[ExI] AIG Bail out

Kevin Freels kevinfreels at insightbb.com
Sat Sep 20 04:02:53 UTC 2008



----- Original Message -----
From: Lee Corbin <lcorbin at rawbw.com>
Date: Friday, September 19, 2008 1:43
Subject: Re: [ExI] AIG Bail out
To: ExI chat list <extropy-chat at lists.extropy.org>

> Kevin writes
> 
> > I worked in the mortgage industry for a very long time while this
> > was going on. I can tell you first hand that out on the front lines
> > we were simply amazed at some of the programs and rates
> > being offered. Not a day would go by when I would see some
> > company like Countrywide approve and close a loan that
> > should not have been made. I personally watched millions of
> > dollars every month being funded for loans where the borrower
> > had no job, or was self-employed for 6 months and couldn't
> > even prove it, yet had a bankruptcy discharged 3 months ago
> > and had $3000 down payment that everyone knew darn well
> > was coming from the seller of the house in question.
> 
> Yes, Kevin, but why? I'm really asking. From your point of
> view, what caused these managers---who normally are profit-
> oriented profit-hungry capitalists with no heart---take such
> stupid chances?  WHY would they do it?

It wasn't just the managers. It was a complete underestimation of the risk these pools represented. They weren't going to keep and service these loans. They would package them into pools of similar loans and sell them to the next bigger bank who again would do the same all the way up to Lehman and Bear Stearns. Fannie and Freddie were even on the verge of rolling out subprime programs because they were so lucrative. 

But that was a problem. Everyne in this industry knew that it was cyclical. So they wanted to get as many as they could while they could. Every type of loan imaginable was put together and it was always an easy sell. We were getting 112 basis points on 8% 100% self-employed stated with a 580 credit score! In the end, it kept happening because some idiots at the top had a great interest in buying all of this debt. Their company worth was shifted towards assets and not cash. The way the process works - including a foreclosure process that sometimes drags on for a year or more - provided an atmosphere where the default rates were going up while they were continuing to expand these products even further. 

In the end, I would say it is a case of people at the top not understanding fully what they are buying, OR willfully ignoring it. I'm not sure which. Both are probably somewhat true. After all, these execs made hundreds of millions of dollars each and it really doesn't matter to them whether or not the whole thing collapses. They can retire just fine.
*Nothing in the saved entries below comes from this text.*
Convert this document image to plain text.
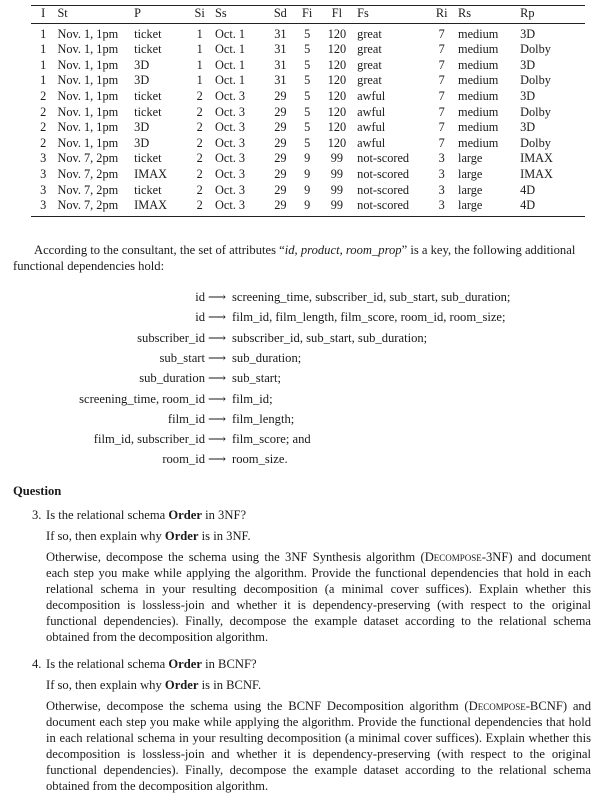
I	St	P	Si	Ss	Sd	Fi	Fl	Fs	Ri	Rs	Rp
1	Nov. 1, 1pm	ticket	1	Oct. 1	31	5	120	great	7	medium	3D
1	Nov. 1, 1pm	ticket	1	Oct. 1	31	5	120	great	7	medium	Dolby
1	Nov. 1, 1pm	3D	1	Oct. 1	31	5	120	great	7	medium	3D
1	Nov. 1, 1pm	3D	1	Oct. 1	31	5	120	great	7	medium	Dolby
2	Nov. 1, 1pm	ticket	2	Oct. 3	29	5	120	awful	7	medium	3D
2	Nov. 1, 1pm	ticket	2	Oct. 3	29	5	120	awful	7	medium	Dolby
2	Nov. 1, 1pm	3D	2	Oct. 3	29	5	120	awful	7	medium	3D
2	Nov. 1, 1pm	3D	2	Oct. 3	29	5	120	awful	7	medium	Dolby
3	Nov. 7, 2pm	ticket	2	Oct. 3	29	9	99	not-scored	3	large	IMAX
3	Nov. 7, 2pm	IMAX	2	Oct. 3	29	9	99	not-scored	3	large	IMAX
3	Nov. 7, 2pm	ticket	2	Oct. 3	29	9	99	not-scored	3	large	4D
3	Nov. 7, 2pm	IMAX	2	Oct. 3	29	9	99	not-scored	3	large	4D

According to the consultant, the set of attributes “id, product, room_prop” is a key, the following additional functional dependencies hold:

id ⟶ screening_time, subscriber_id, sub_start, sub_duration;
id ⟶ film_id, film_length, film_score, room_id, room_size;
subscriber_id ⟶ subscriber_id, sub_start, sub_duration;
sub_start ⟶ sub_duration;
sub_duration ⟶ sub_start;
screening_time, room_id ⟶ film_id;
film_id ⟶ film_length;
film_id, subscriber_id ⟶ film_score; and
room_id ⟶ room_size.

Question

3. Is the relational schema Order in 3NF?

If so, then explain why Order is in 3NF.

Otherwise, decompose the schema using the 3NF Synthesis algorithm (Decompose-3NF) and document each step you make while applying the algorithm. Provide the functional dependencies that hold in each relational schema in your resulting decomposition (a minimal cover suffices). Explain whether this decomposition is lossless-join and whether it is dependency-preserving (with respect to the original functional dependencies). Finally, decompose the example dataset according to the relational schema obtained from the decomposition algorithm.

4. Is the relational schema Order in BCNF?

If so, then explain why Order is in BCNF.

Otherwise, decompose the schema using the BCNF Decomposition algorithm (Decompose-BCNF) and document each step you make while applying the algorithm. Provide the functional dependencies that hold in each relational schema in your resulting decomposition (a minimal cover suffices). Explain whether this decomposition is lossless-join and whether it is dependency-preserving (with respect to the original functional dependencies). Finally, decompose the example dataset according to the relational schema obtained from the decomposition algorithm.
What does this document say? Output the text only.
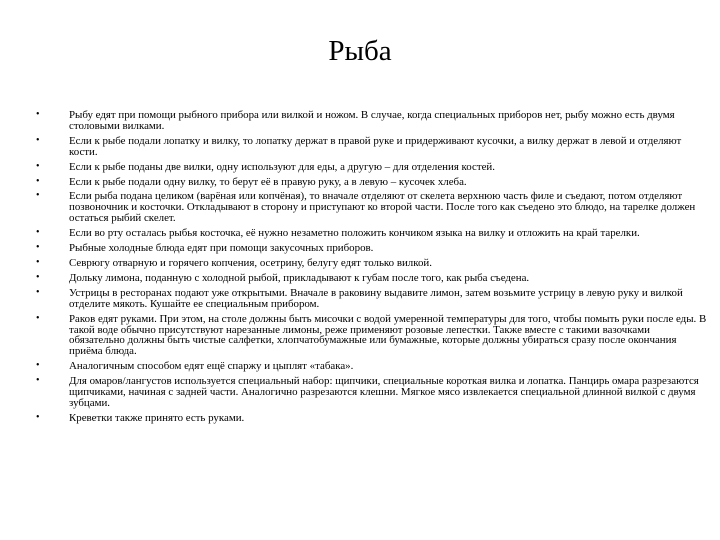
Рыба
• Рыбу едят при помощи рыбного прибора или вилкой и ножом. В случае, когда специальных приборов нет, рыбу можно есть двумя столовыми вилками.
• Если к рыбе подали лопатку и вилку, то лопатку держат в правой руке и придерживают кусочки, а вилку держат в левой и отделяют кости.
• Если к рыбе поданы две вилки, одну используют для еды, а другую – для отделения костей.
• Если к рыбе подали одну вилку, то берут её в правую руку, а в левую – кусочек хлеба.
• Если рыба подана целиком (варёная или копчёная), то вначале отделяют от скелета верхнюю часть филе и съедают, потом отделяют позвоночник и косточки. Откладывают в сторону и приступают ко второй части. После того как съедено это блюдо, на тарелке должен остаться рыбий скелет.
• Если во рту осталась рыбья косточка, её нужно незаметно положить кончиком языка на вилку и отложить на край тарелки.
• Рыбные холодные блюда едят при помощи закусочных приборов.
• Севрюгу отварную и горячего копчения, осетрину, белугу едят только вилкой.
• Дольку лимона, поданную с холодной рыбой, прикладывают к губам после того, как рыба съедена.
• Устрицы в ресторанах подают уже открытыми. Вначале в раковину выдавите лимон, затем возьмите устрицу в левую руку и вилкой отделите мякоть. Кушайте ее специальным прибором.
• Раков едят руками. При этом, на столе должны быть мисочки с водой умеренной температуры для того, чтобы помыть руки после еды. В такой воде обычно присутствуют нарезанные лимоны, реже применяют розовые лепестки. Также вместе с такими вазочками обязательно должны быть чистые салфетки, хлопчатобумажные или бумажные, которые должны убираться сразу после окончания приёма блюда.
• Аналогичным способом едят ещё спаржу и цыплят «табака».
• Для омаров/лангустов используется специальный набор: щипчики, специальные короткая вилка и лопатка. Панцирь омара разрезаются щипчиками, начиная с задней части. Аналогично разрезаются клешни. Мягкое мясо извлекается специальной длинной вилкой с двумя зубцами.
• Креветки также принято есть руками.
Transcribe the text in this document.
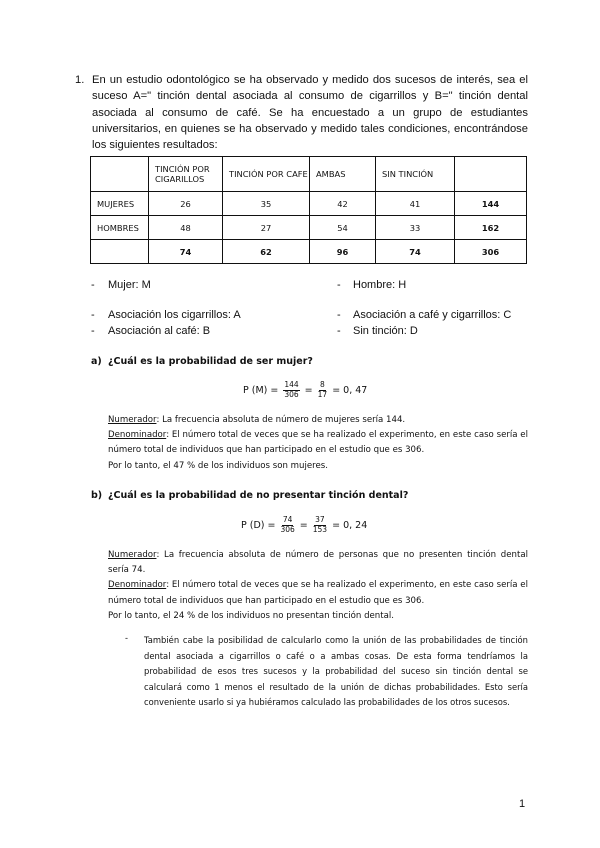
1. En un estudio odontológico se ha observado y medido dos sucesos de interés, sea el suceso A=" tinción dental asociada al consumo de cigarrillos y B=" tinción dental asociada al consumo de café. Se ha encuestado a un grupo de estudiantes universitarios, en quienes se ha observado y medido tales condiciones, encontrándose los siguientes resultados:
	TINCIÓN POR CIGARILLOS	TINCIÓN POR CAFE	AMBAS	SIN TINCIÓN	
MUJERES	26	35	42	41	144
HOMBRES	48	27	54	33	162
	74	62	96	74	306
- Mujer: M	- Hombre: H
- Asociación los cigarrillos: A	- Asociación a café y cigarrillos: C
- Asociación al café: B	- Sin tinción: D
a) ¿Cuál es la probabilidad de ser mujer?
P $(M) = \frac{144}{306} = \frac{8}{17} = 0$, 47
Numerador: La frecuencia absoluta de número de mujeres sería 144.
Denominador: El número total de veces que se ha realizado el experimento, en este caso sería el número total de individuos que han participado en el estudio que es 306.
Por lo tanto, el 47 % de los individuos son mujeres.
b) ¿Cuál es la probabilidad de no presentar tinción dental?
P $(D) = \frac{74}{306} = \frac{37}{153} = 0$, 24
Numerador: La frecuencia absoluta de número de personas que no presenten tinción dental sería 74.
Denominador: El número total de veces que se ha realizado el experimento, en este caso sería el número total de individuos que han participado en el estudio que es 306.
Por lo tanto, el 24 % de los individuos no presentan tinción dental.
- También cabe la posibilidad de calcularlo como la unión de las probabilidades de tinción dental asociada a cigarrillos o café o a ambas cosas. De esta forma tendríamos la probabilidad de esos tres sucesos y la probabilidad del suceso sin tinción dental se calculará como 1 menos el resultado de la unión de dichas probabilidades. Esto sería conveniente usarlo si ya hubiéramos calculado las probabilidades de los otros sucesos.
1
In a way, this is similar to the agressive behavior that is in our genes. The agressive ones were more likely to win wars, so agression is rewarded with greater reproduction. But agressive people also take more risks and many end up killing themselves so there is a sort of balance of risky and conservative people.I seem to recall a thread talking about this recently and it's interesting how this fits. I'll have to ponder that some more.

Either way, everyone was there to get the money while they could. They all knew the end would come which made it all that much more important to make even more. To hell with the company and the shareholders. 

One thing I am not sure of is the role that regulation played here. I am left t wnder if less regulation would have allowed the shareholders and the end buyers of the debts at he top be aware of the situation at the bottom much sooner. 18 month foreclosures, short sales, multiple appraisals, RESPA, predatory lending, all work to muddy the waters making it less clear what is going on...an incomplete thought at the moment, but something else to ponder. Sleep is definitely going to be tought tonight!